The House of Representatives approved an increase in the maximum limit of FHA conforming home loans.

The House of Representatives voted in favor for a bill that re-raised the limit of conforming jumbo mortgages for the Federal Housing Administration (FHA), ending a nearly two month gridlock in Washington.

The 292-121 vote did not come easy. Originally raised in 2008 to counter stricter private lending practices, the higher limits (up to $729,750 in some areas) applied to loans from the FHA and other GSEs, including Fannie Mae and Freddie Mac.

Though the higher limits had been extended on a couple of occasions, they were allowed to expire on Oct. 1, a measure the Obama administration argued was necessary for the mortgage markets to transition back to private lending. Since then, lobbying groups and housing activists (especially the National Association of Realtors and National Association of Home Builders) had appealed to Congress ceaselessly to restore the limits, arguing that higher-priced markets in areas such as San Francisco were adversely affected by the declining limits.

According to a HousingWire report on the vote, “San Francisco home sales above $500,000 fell 20% in October from last year, according to analytics firm DataQuick.”

A bill re-authorizing the higher limits passed in the Senate in mid-October, but compromises, had to made to pass the bill in the Republican-controlled House. Now, instead of FHA and GSE loans, only FHA loans will carry the higher limits through 2013.

Rep.
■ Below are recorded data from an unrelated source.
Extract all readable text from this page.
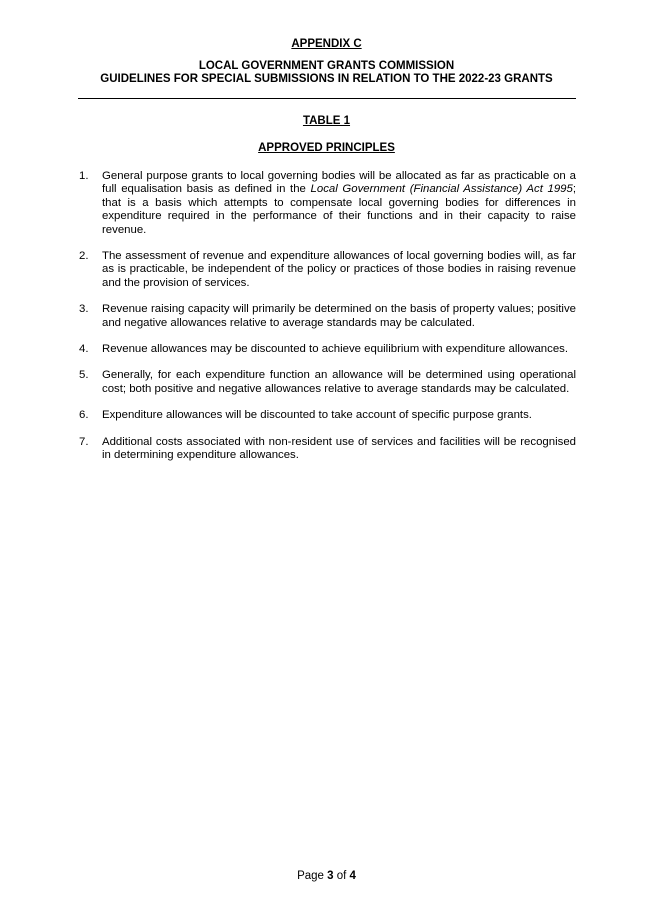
APPENDIX C
LOCAL GOVERNMENT GRANTS COMMISSION
GUIDELINES FOR SPECIAL SUBMISSIONS IN RELATION TO THE 2022-23 GRANTS
TABLE 1
APPROVED PRINCIPLES
1. General purpose grants to local governing bodies will be allocated as far as practicable on a full equalisation basis as defined in the Local Government (Financial Assistance) Act 1995; that is a basis which attempts to compensate local governing bodies for differences in expenditure required in the performance of their functions and in their capacity to raise revenue.
2. The assessment of revenue and expenditure allowances of local governing bodies will, as far as is practicable, be independent of the policy or practices of those bodies in raising revenue and the provision of services.
3. Revenue raising capacity will primarily be determined on the basis of property values; positive and negative allowances relative to average standards may be calculated.
4. Revenue allowances may be discounted to achieve equilibrium with expenditure allowances.
5. Generally, for each expenditure function an allowance will be determined using operational cost; both positive and negative allowances relative to average standards may be calculated.
6. Expenditure allowances will be discounted to take account of specific purpose grants.
7. Additional costs associated with non-resident use of services and facilities will be recognised in determining expenditure allowances.
Page 3 of 4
John Campbell, R-Calif., who had been working within Congress to restore the higher limits, was disappointed with the concessions.

“The compromise made by the conference committee to only restore the loan limits for mortgages guaranteed by FHA is a half-measure and one that ignores the tremendous need for restoration of the conforming loan limits,” Campbell said in the HousingWire piece. “While this is better than no extension of either loan limit, it is not the compromise we should have made.”

As far as the FHA is concerned, they’ll work with whatever Congress provides, said Acting Commissioner Carole Galante in an appearance before the Senate Banking Committee.

“We will implement whatever Congress decides on the matter,” Galante said. “Our traditional mission is to help first-time low- and moderate-income borrowers, and that continues to be the core of our mission. When the loans were higher, it was a very, very small percentage of the work FHA does.”